Can we move the debate on working parenthood forward? That was the question posed by a panel of writers and commentators at The New America Foundation's New York offices last night. Note the use of the word 'parenthood' rather than 'motherhood'. Still, there was only a scattering of men in the audience.

The panelists are all well known for writing and speaking on what I'll have to call women's issues, although I dislike the term for reasons I can barely explain. Judith Warner wrote the book Perfect Madness - Motherhood in the Age of Anxiety, Sharon Lerner is the author of The War on Moms: On Life in a Family-Unfriendly Nation, Lauren Sandler is everywhere right now discussing her new book One and Only: the Freedom of Having an Only Child, and the Joy of Being One, and I used to listen to Jessica Grose regularly on Slate's Double X podcast.
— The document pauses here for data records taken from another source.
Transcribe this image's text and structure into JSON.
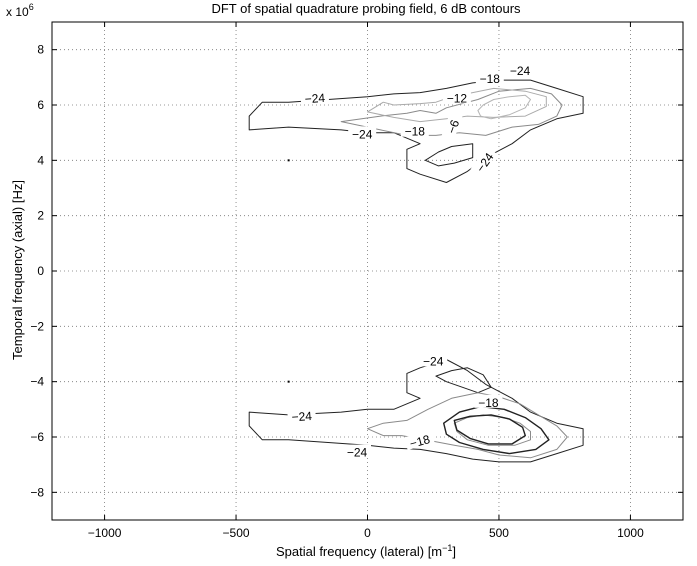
{
  "chart_data": {
    "type": "contour",
    "title": "DFT of spatial quadrature probing field, 6 dB contours",
    "xlabel": "Spatial frequency (lateral) [m",
    "xlabel_sup": "−1",
    "xlabel_end": "]",
    "ylabel": "Temporal frequency (axial) [Hz]",
    "y_exponent_base": "x 10",
    "y_exponent_power": "6",
    "xlim": [
      -1200,
      1200
    ],
    "ylim": [
      -9,
      9
    ],
    "xticks": [
      -1000,
      -500,
      0,
      500,
      1000
    ],
    "xtick_labels": [
      "−1000",
      "−500",
      "0",
      "500",
      "1000"
    ],
    "yticks": [
      -8,
      -6,
      -4,
      -2,
      0,
      2,
      4,
      6,
      8
    ],
    "ytick_labels": [
      "−8",
      "−6",
      "−4",
      "−2",
      "0",
      "2",
      "4",
      "6",
      "8"
    ],
    "grid": true,
    "grid_style": "dotted",
    "levels_db": [
      -24,
      -18,
      -12,
      -6
    ],
    "level_colors": {
      "-24": "#222222",
      "-18": "#8a8a8a",
      "-12": "#aaaaaa",
      "-6": "#b5b5b5"
    },
    "contours": [
      {
        "level": -24,
        "points": [
          [
            -450,
            5.6
          ],
          [
            -400,
            6.1
          ],
          [
            -300,
            6.1
          ],
          [
            -150,
            6.2
          ],
          [
            0,
            6.3
          ],
          [
            100,
            6.4
          ],
          [
            200,
            6.45
          ],
          [
            300,
            6.6
          ],
          [
            400,
            6.8
          ],
          [
            500,
            6.9
          ],
          [
            620,
            6.9
          ],
          [
            720,
            6.6
          ],
          [
            820,
            6.3
          ],
          [
            820,
            5.7
          ],
          [
            720,
            5.5
          ],
          [
            620,
            5.1
          ],
          [
            550,
            4.6
          ],
          [
            450,
            4.1
          ],
          [
            380,
            3.6
          ],
          [
            300,
            3.2
          ],
          [
            200,
            3.5
          ],
          [
            150,
            3.7
          ],
          [
            150,
            4.4
          ],
          [
            200,
            4.6
          ],
          [
            100,
            5.0
          ],
          [
            0,
            5.0
          ],
          [
            -100,
            5.1
          ],
          [
            -300,
            5.2
          ],
          [
            -450,
            5.1
          ]
        ]
      },
      {
        "level": -24,
        "points": [
          [
            220,
            4.0
          ],
          [
            270,
            4.3
          ],
          [
            320,
            4.5
          ],
          [
            400,
            4.6
          ],
          [
            400,
            4.1
          ],
          [
            330,
            3.9
          ],
          [
            270,
            3.8
          ]
        ]
      },
      {
        "level": -18,
        "points": [
          [
            -100,
            5.4
          ],
          [
            50,
            5.6
          ],
          [
            150,
            5.7
          ],
          [
            200,
            5.8
          ],
          [
            260,
            5.7
          ],
          [
            300,
            5.9
          ],
          [
            420,
            6.2
          ],
          [
            500,
            6.5
          ],
          [
            620,
            6.6
          ],
          [
            700,
            6.4
          ],
          [
            740,
            6.0
          ],
          [
            720,
            5.6
          ],
          [
            650,
            5.3
          ],
          [
            550,
            5.2
          ],
          [
            450,
            4.9
          ],
          [
            350,
            5.0
          ],
          [
            260,
            4.9
          ],
          [
            150,
            4.9
          ],
          [
            50,
            5.1
          ]
        ]
      },
      {
        "level": -12,
        "points": [
          [
            0,
            5.75
          ],
          [
            60,
            6.1
          ],
          [
            100,
            6.0
          ],
          [
            200,
            6.05
          ],
          [
            260,
            6.1
          ],
          [
            320,
            6.3
          ],
          [
            400,
            6.45
          ],
          [
            480,
            6.6
          ],
          [
            600,
            6.5
          ],
          [
            680,
            6.3
          ],
          [
            680,
            5.95
          ],
          [
            600,
            5.6
          ],
          [
            480,
            5.55
          ],
          [
            380,
            5.6
          ],
          [
            300,
            5.5
          ],
          [
            200,
            5.4
          ],
          [
            100,
            5.55
          ]
        ]
      },
      {
        "level": -6,
        "points": [
          [
            440,
            6.0
          ],
          [
            480,
            6.2
          ],
          [
            540,
            6.3
          ],
          [
            600,
            6.35
          ],
          [
            620,
            6.2
          ],
          [
            600,
            5.9
          ],
          [
            540,
            5.65
          ],
          [
            470,
            5.5
          ],
          [
            430,
            5.6
          ],
          [
            420,
            5.8
          ]
        ]
      },
      {
        "level": -24,
        "points": [
          [
            -450,
            -5.1
          ],
          [
            -300,
            -5.2
          ],
          [
            -100,
            -5.1
          ],
          [
            0,
            -5.0
          ],
          [
            100,
            -5.0
          ],
          [
            200,
            -4.6
          ],
          [
            150,
            -4.4
          ],
          [
            150,
            -3.7
          ],
          [
            200,
            -3.5
          ],
          [
            300,
            -3.2
          ],
          [
            380,
            -3.6
          ],
          [
            450,
            -4.1
          ],
          [
            550,
            -4.6
          ],
          [
            620,
            -5.1
          ],
          [
            720,
            -5.5
          ],
          [
            820,
            -5.7
          ],
          [
            820,
            -6.3
          ],
          [
            720,
            -6.6
          ],
          [
            620,
            -6.9
          ],
          [
            500,
            -6.9
          ],
          [
            400,
            -6.8
          ],
          [
            300,
            -6.6
          ],
          [
            200,
            -6.45
          ],
          [
            100,
            -6.4
          ],
          [
            0,
            -6.3
          ],
          [
            -150,
            -6.2
          ],
          [
            -300,
            -6.1
          ],
          [
            -400,
            -6.1
          ],
          [
            -450,
            -5.6
          ]
        ]
      },
      {
        "level": -24,
        "points": [
          [
            260,
            -3.8
          ],
          [
            320,
            -3.6
          ],
          [
            380,
            -3.5
          ],
          [
            440,
            -3.75
          ],
          [
            470,
            -4.2
          ],
          [
            420,
            -4.4
          ],
          [
            360,
            -4.2
          ],
          [
            300,
            -4.0
          ]
        ]
      },
      {
        "level": -18,
        "points": [
          [
            0,
            -5.7
          ],
          [
            60,
            -5.5
          ],
          [
            150,
            -5.4
          ],
          [
            230,
            -5.0
          ],
          [
            320,
            -4.6
          ],
          [
            420,
            -4.4
          ],
          [
            500,
            -4.55
          ],
          [
            580,
            -4.8
          ],
          [
            650,
            -5.2
          ],
          [
            720,
            -5.6
          ],
          [
            760,
            -6.0
          ],
          [
            720,
            -6.45
          ],
          [
            620,
            -6.75
          ],
          [
            500,
            -6.65
          ],
          [
            420,
            -6.45
          ],
          [
            330,
            -6.3
          ],
          [
            220,
            -6.1
          ],
          [
            130,
            -5.95
          ],
          [
            60,
            -5.95
          ]
        ]
      },
      {
        "level": -24,
        "points": [
          [
            290,
            -5.5
          ],
          [
            350,
            -5.1
          ],
          [
            430,
            -4.9
          ],
          [
            520,
            -5.0
          ],
          [
            600,
            -5.3
          ],
          [
            660,
            -5.7
          ],
          [
            690,
            -6.1
          ],
          [
            640,
            -6.45
          ],
          [
            540,
            -6.6
          ],
          [
            440,
            -6.45
          ],
          [
            350,
            -6.2
          ],
          [
            300,
            -5.9
          ]
        ],
        "width": 1.4
      },
      {
        "level": -18,
        "points": [
          [
            330,
            -5.5
          ],
          [
            380,
            -5.3
          ],
          [
            440,
            -5.2
          ],
          [
            520,
            -5.3
          ],
          [
            580,
            -5.5
          ],
          [
            620,
            -5.8
          ],
          [
            620,
            -6.1
          ],
          [
            560,
            -6.3
          ],
          [
            460,
            -6.3
          ],
          [
            380,
            -6.1
          ],
          [
            340,
            -5.8
          ]
        ]
      },
      {
        "level": -24,
        "points": [
          [
            330,
            -5.4
          ],
          [
            390,
            -5.25
          ],
          [
            470,
            -5.2
          ],
          [
            540,
            -5.35
          ],
          [
            590,
            -5.65
          ],
          [
            600,
            -5.95
          ],
          [
            550,
            -6.25
          ],
          [
            460,
            -6.25
          ],
          [
            390,
            -6.05
          ],
          [
            340,
            -5.75
          ]
        ],
        "width": 1.4
      }
    ],
    "labels": [
      {
        "text": "−24",
        "x": -200,
        "y": 6.2,
        "rot": -4
      },
      {
        "text": "−18",
        "x": 465,
        "y": 6.9,
        "rot": 0
      },
      {
        "text": "−24",
        "x": 580,
        "y": 7.2,
        "rot": 0
      },
      {
        "text": "−12",
        "x": 340,
        "y": 6.2,
        "rot": 0
      },
      {
        "text": "−6",
        "x": 330,
        "y": 5.2,
        "rot": -70
      },
      {
        "text": "−18",
        "x": 180,
        "y": 5.0,
        "rot": 0
      },
      {
        "text": "−24",
        "x": -20,
        "y": 4.9,
        "rot": 0
      },
      {
        "text": "−24",
        "x": 450,
        "y": 3.9,
        "rot": -55
      },
      {
        "text": "−24",
        "x": 250,
        "y": -3.3,
        "rot": 0
      },
      {
        "text": "−24",
        "x": -250,
        "y": -5.3,
        "rot": -4
      },
      {
        "text": "−18",
        "x": 460,
        "y": -4.8,
        "rot": 0
      },
      {
        "text": "−18",
        "x": 200,
        "y": -6.2,
        "rot": -15
      },
      {
        "text": "−24",
        "x": -40,
        "y": -6.6,
        "rot": 0
      }
    ],
    "dots": [
      {
        "x": -300,
        "y": 4.0
      },
      {
        "x": -300,
        "y": -4.0
      }
    ]
  }
}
She now writes about things women-related for a host of publications including Slate and The New Republic.

A few takeaways from the evening:

  • The debate on working parenthood is stuck in the US for a few reasons: what Sharon Lerner called America's "rampant and deep strains of individualism" is one of them. When I moved here 17 years ago I was truly struck by how allergic to government so many people are in this country. A country that was built by individuals and has long emphasized what one person can achieve if they just work hard enough, isn't that invested in creating a uniform system of leave and childcare policy that could help everyone. Or at least it feels very ambivalent about it. 
  • Another reason may be a reluctance to talk about just how hard things are. Judith Warner said Americans are more open about their sex lives than they are about money (though having just produced a show on sex, I'm not so sure). She said the cost of pre-school is killing all but the wealthiest Americans, but that few people are talking about this honestly.
  • But things aren't perfect in Europe either. Scandinavia may be the envy of many because of its generous family policies, but in the UK, where I grew up, things are more of a mishmash. My friends get a year's maternity leave, but quality, affordable childcare is relatively hard to come by. Lauren Sandler pointed out that this situation is now playing itself out in British homes, as people apparently choose to have smaller families - almost half of British families now have just one child. 
  • The panelists discussed the fact that in the US, the debate on - heck, let's just call it working motherhood - is all about rich women like Marissa Mayer and Sheryl Sandberg. But there are millions and millions of women in this country who have almost no control over their lives and cannot take a sick day if one of their kids is sick, or they're sick, and actually get paid for it. Why do we always focus on the rich and famous? Because, according to the panelists, there is an 'aspirational' culture here that means we're always looking up. This gets me to the evil media, of which I am a member.
  • Lauren Sandler was surprised when her latest piece in the Atlantic - about female writers who had one child - was published with the headline: The Secret to Being Both a Successful Writer and a Mother: Have Just One Kid. She said readers responded mainly to the provocative headline - and the comments beneath the piece - and barely to the content of the piece itself. I was sitting next to friend and colleague Rachael Ellison of Reworking Parents and she echoed Sandler's point, saying the media has a lot to do with the so-called 'Mommy wars' or indeed the discussion around women and work in general. The whole point of a headline is to get people to read or click. I get that. But I think Rachael is right that part of the reason our debates around these issues get stuck is that editors like to focus on the things that have always riled people or always excited people because they know those articles will sell. This really needs an entire blog post to itself.
  • Finally, mothers tend to dominate the conversation on working women. Lauren Sandler put it well: "Women without children are barred from the conversation about women. Not only do they not have a seat at the table but they can't even get into the restroom." This is partly why I'm dong this show. There are so many issues to do with working womanhood that are not child-related, and I want to make sure they get covered.